The Rewards of Teaching...

I finished reading Ethan Canin's "The Palace Thief" a few days ago. I have been unable to post because my weekend was filled with grading and also with the purchase of my first-ever, top of the line lawn mower. It was an interesting adventure to actually buy one of these things, really. It took us nearly a month to decide on one. It took me an hour and a half to do the front yard alone.

At any rate, I finished a few days ago with "The Palace Thief." The three stories that follow "The Accountant" (of which I wrote before) are excellent and each one grows in excellence from one to the next. The crowning achievement of this collection is, of course, the title story. In "Batorsag and Szerelem" a family struggles to understand a son who seems gifted in mathematics. As a regular genius, he is indulged and praised. The narrator, the genius' little brother, struggles with himself and his eccentricity. He invents his own language, which essentially turns out to be Hungarian at the end of the story. There are some compelling passages here regarding the protagonist's identity and the narrator's effort to convey this. I am not going to write to spoil any of these fascinating stories, so you'll have to read them and find out. In "City of Broken Hearts," the narrator, a middle-aged gentleman whose wife had just left him, is receiving his son who is away at college. His son is only staying one day at home (Boston) and father and son decide to go to a Red Soxs game. The dialogue between father and son is an exquisite ballet of alluding and avoidance, a constant back and forth game of "one-upmanship." It all boils down to a father concerned with his son's future and a son who in turn able to shape his father's life in the time he spends with him. Excellent twist.

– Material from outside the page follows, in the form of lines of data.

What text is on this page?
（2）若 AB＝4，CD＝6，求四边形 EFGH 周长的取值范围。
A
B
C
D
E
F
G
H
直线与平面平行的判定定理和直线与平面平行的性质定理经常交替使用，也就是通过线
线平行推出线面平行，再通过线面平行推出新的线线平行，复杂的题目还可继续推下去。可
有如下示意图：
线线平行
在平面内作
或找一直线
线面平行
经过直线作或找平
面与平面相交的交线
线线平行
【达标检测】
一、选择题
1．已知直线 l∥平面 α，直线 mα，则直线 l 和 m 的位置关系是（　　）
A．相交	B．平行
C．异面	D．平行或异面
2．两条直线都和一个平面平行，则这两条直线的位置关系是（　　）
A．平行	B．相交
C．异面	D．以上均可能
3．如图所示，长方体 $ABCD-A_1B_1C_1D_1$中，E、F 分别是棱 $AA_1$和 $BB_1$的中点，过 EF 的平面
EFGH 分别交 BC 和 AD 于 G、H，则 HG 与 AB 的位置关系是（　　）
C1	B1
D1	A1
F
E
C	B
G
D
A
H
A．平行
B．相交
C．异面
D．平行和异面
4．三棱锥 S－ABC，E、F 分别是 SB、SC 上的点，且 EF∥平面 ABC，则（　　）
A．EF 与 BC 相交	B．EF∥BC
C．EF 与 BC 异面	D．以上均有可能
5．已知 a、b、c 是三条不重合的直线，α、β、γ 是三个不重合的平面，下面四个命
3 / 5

"The Palace Thief" is an excellent story about a teacher at a preparatory school. He teaches antiquity, the history of the great civilizations. He takes under his wing a problematic student who turns out to be the catalyst of the story. The narrator is gifted--Canin's use of language here is particularly interesting. Canin is able to reproduce a diction of high intellectual with great ease. The narrator, Mr. Hundert, prepares the annual history competition, "Mr. Julius Cesear." As a teacher he fails to promote the one student who actually was supposed to compete in order to fit in the rebellious one, Sedgewick Bell. The story is about failures, repercussions, and the power of a teacher to make difference (for good or bad). I loved it because it mirrored some of the things I deal with in the classroom almost daily.

I am now reading "Dog Soldiers" by Robert Stone. This books won the National Book Award, but I am still struggling to find out why. I have read "Bear and His Daughter" and also "A Flag for Sunrise" by Robert Stone, and it was on the strength of these that I ventured into "Dog Soldiers." The story takes place in the last days of the Vietnam War. The protagonist, one John Converse, is preparing a drug deal that is supposed to make him rich, but the story doesn't go according to his liking. I am still early on the story, so I can't comment much. More to follow.